The Belle Époque (French pronunciation: [bɛlepɔk]; French for "Beautiful Era") was a period in European social history that began during the late 19th century and lasted until World War I. Occurring during the time of the French Third Republic and the German Empire, the "Belle Époque" was named in retrospect, when it began to be considered a "golden age" for the upper classes, as peace prevailed among the major powers of Europe, new technologies improved upper-class lives that were unclouded by income tax, and the commercial arts adapted Renaissance and eighteenth-century styles to modern forms. In the newly rich United States, emerging from the Panic of 1873, the comparable epoch was dubbed the "Gilded" (not Golden) Age. In Great Britain, this epoch overlaps the end of what is called the Victorian Era there and the period named the Edwardian Era.

The separation between the fortunes and daily life of "haves" and "have nots" in Western Europe and the United States increased dramatically in the last quarter of the century. Cheap coal and cheap labour contributed to the cult of the orchid[2] and made possible the perfection of fruits grown under glass, as the apparatus of state dinners extended to the upper classes; champagne was perfected during the Belle Époque.
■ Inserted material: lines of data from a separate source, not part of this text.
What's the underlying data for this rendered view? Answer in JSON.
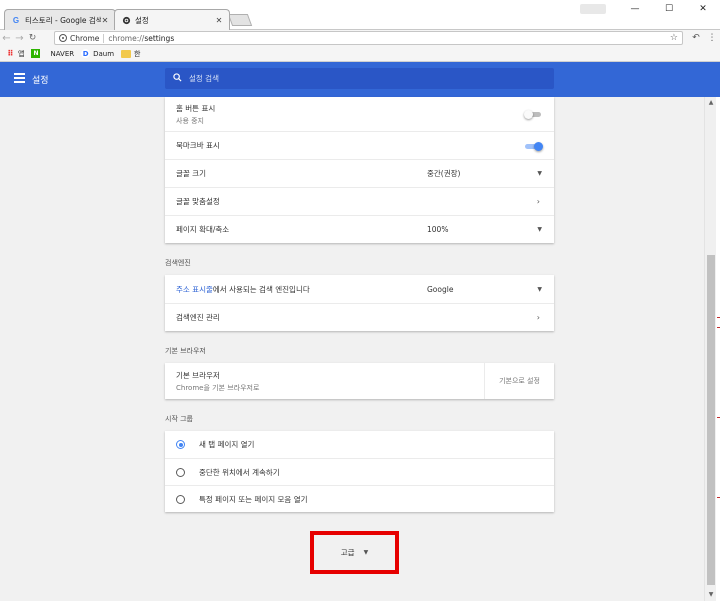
{
  "tabs": [
    {
      "title": "티스토리 - Google 검색",
      "favicon": "google-icon",
      "active": false
    },
    {
      "title": "설정",
      "favicon": "gear-icon",
      "active": true
    }
  ],
  "window_controls": {
    "minimize": "—",
    "maximize": "☐",
    "close": "✕"
  },
  "address_bar": {
    "chip": "Chrome",
    "url_scheme": "chrome://",
    "url_path": "settings"
  },
  "bookmarks": [
    {
      "label": "앱",
      "icon": "apps-icon"
    },
    {
      "label": "",
      "icon": "naver-n-icon"
    },
    {
      "label": "NAVER",
      "icon": ""
    },
    {
      "label": "Daum",
      "icon": "daum-icon"
    },
    {
      "label": "한",
      "icon": "folder-icon"
    }
  ],
  "header": {
    "title": "설정",
    "search_placeholder": "설정 검색",
    "accent": "#3367d6"
  },
  "appearance": {
    "home_button_label": "홈 버튼 표시",
    "home_button_sub": "사용 중지",
    "home_button_on": false,
    "bookmarks_bar_label": "북마크바 표시",
    "bookmarks_bar_on": true,
    "font_size_label": "글꼴 크기",
    "font_size_value": "중간(권장)",
    "custom_fonts_label": "글꼴 맞춤설정",
    "zoom_label": "페이지 확대/축소",
    "zoom_value": "100%"
  },
  "search_engine": {
    "section_title": "검색엔진",
    "row_link": "주소 표시줄",
    "row_text": "에서 사용되는 검색 엔진입니다",
    "value": "Google",
    "manage_label": "검색엔진 관리"
  },
  "default_browser": {
    "section_title": "기본 브라우저",
    "label": "기본 브라우저",
    "sub": "Chrome을 기본 브라우저로",
    "button": "기본으로 설정"
  },
  "startup": {
    "section_title": "시작 그룹",
    "options": [
      {
        "label": "새 탭 페이지 열기",
        "checked": true
      },
      {
        "label": "중단한 위치에서 계속하기",
        "checked": false
      },
      {
        "label": "특정 페이지 또는 페이지 모음 열기",
        "checked": false
      }
    ]
  },
  "advanced": {
    "label": "고급",
    "highlight_color": "#e60000"
  }
}
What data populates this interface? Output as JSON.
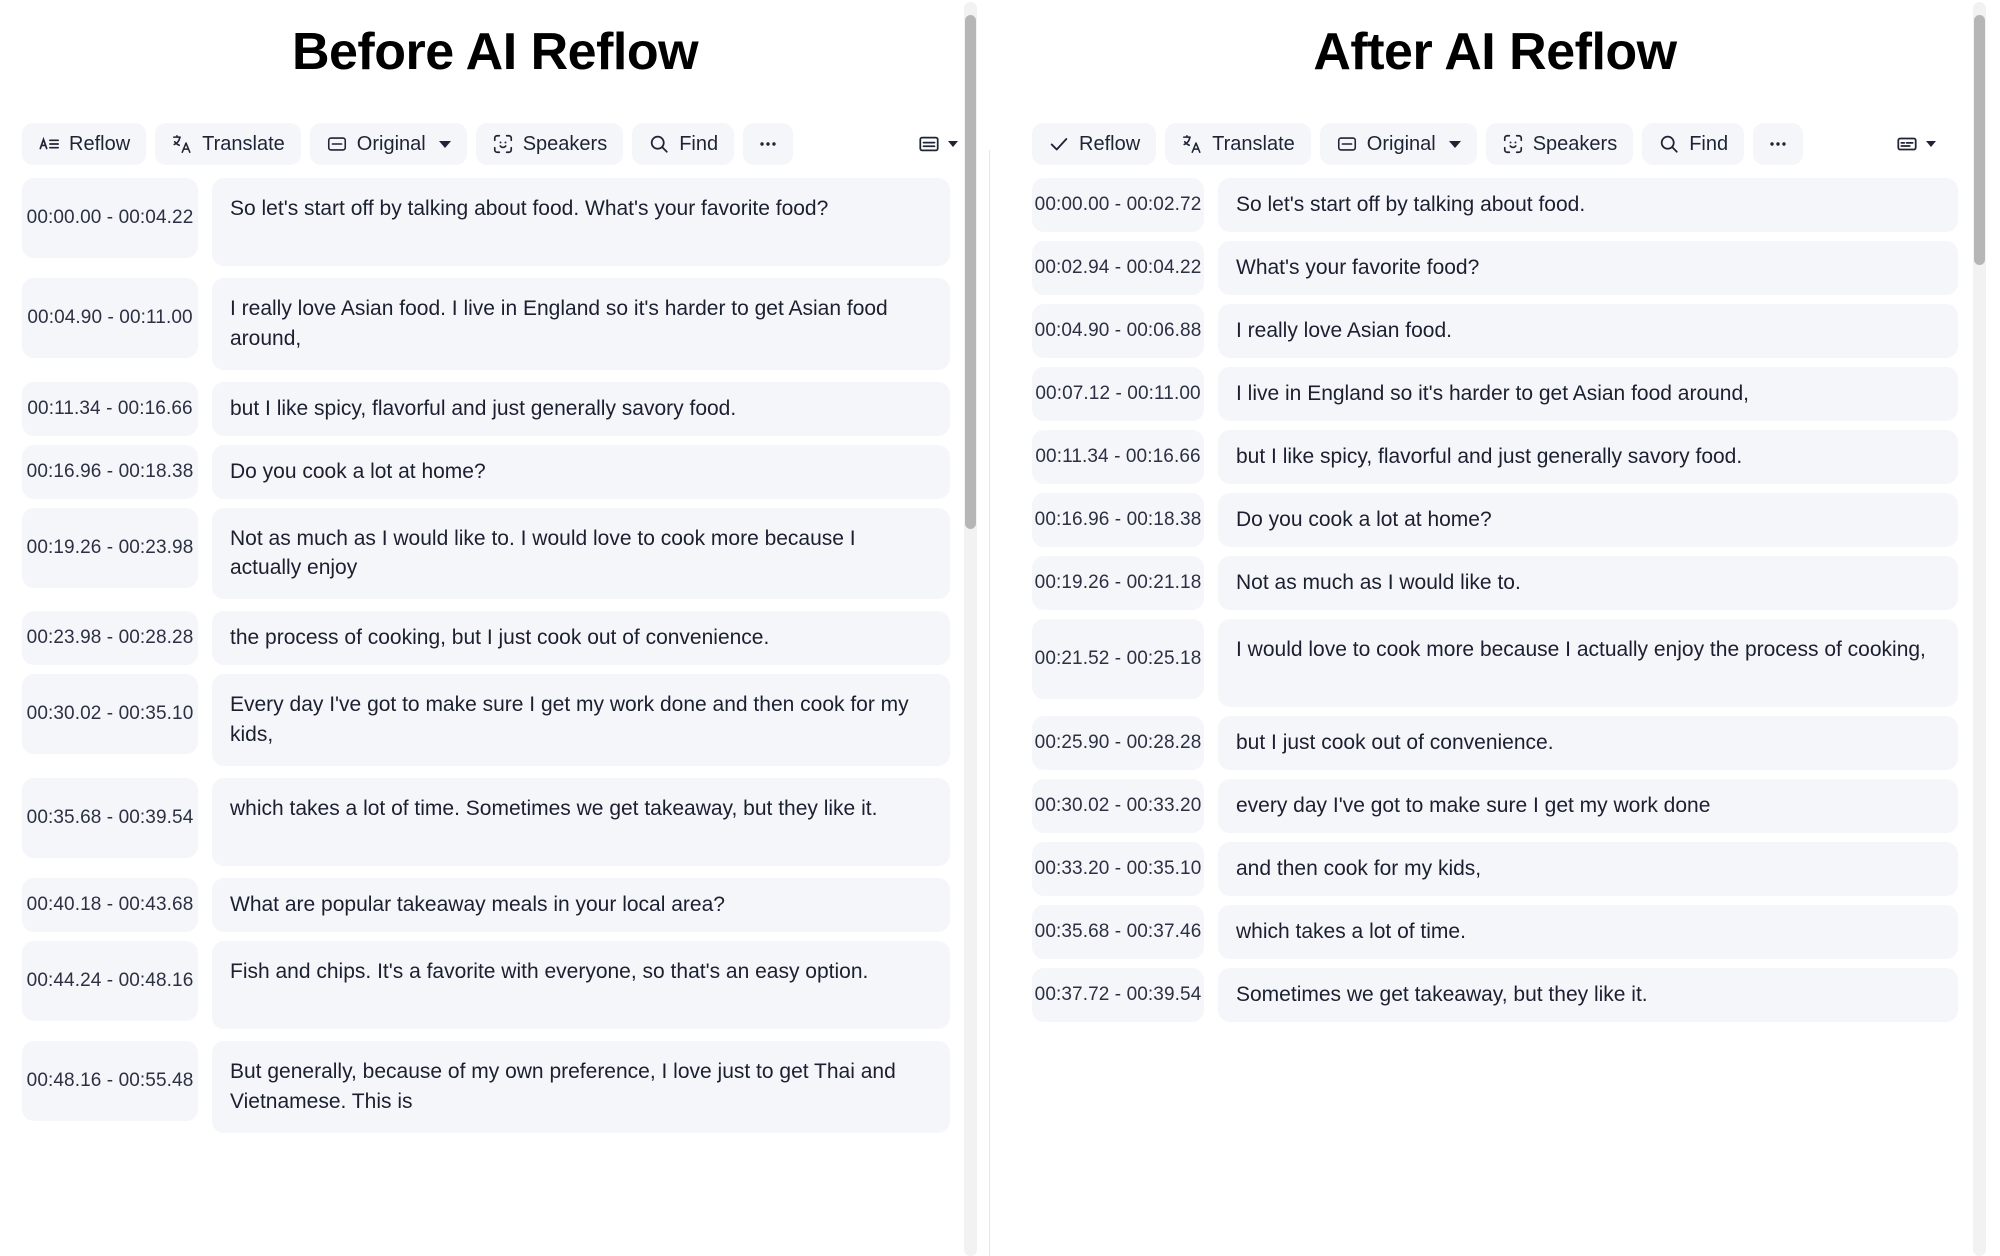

Exotic feathers and furs were more prominently featured in fashion than ever before, as haute couture was invented in Paris, the centre of the Belle Époque, where fashion began to move in a yearly cycle; in Paris restaurants such as Maxim's achieved a new splendour and cachet as places for the rich to parade, and the Opéra Garnier devoted enormous spaces to staircases as similar show places. After mid-century railroads linked all the major cities of Europe to spa towns like Biarritz and Deauville; their carriages were rigorously divided into first-class and second-class, but the super-rich now began to commission private railroad cars, as exclusivity was a hallmark of opulent luxury. Bohemian lifestyles gained a different glamour, pursued in the cabarets of Montmartre.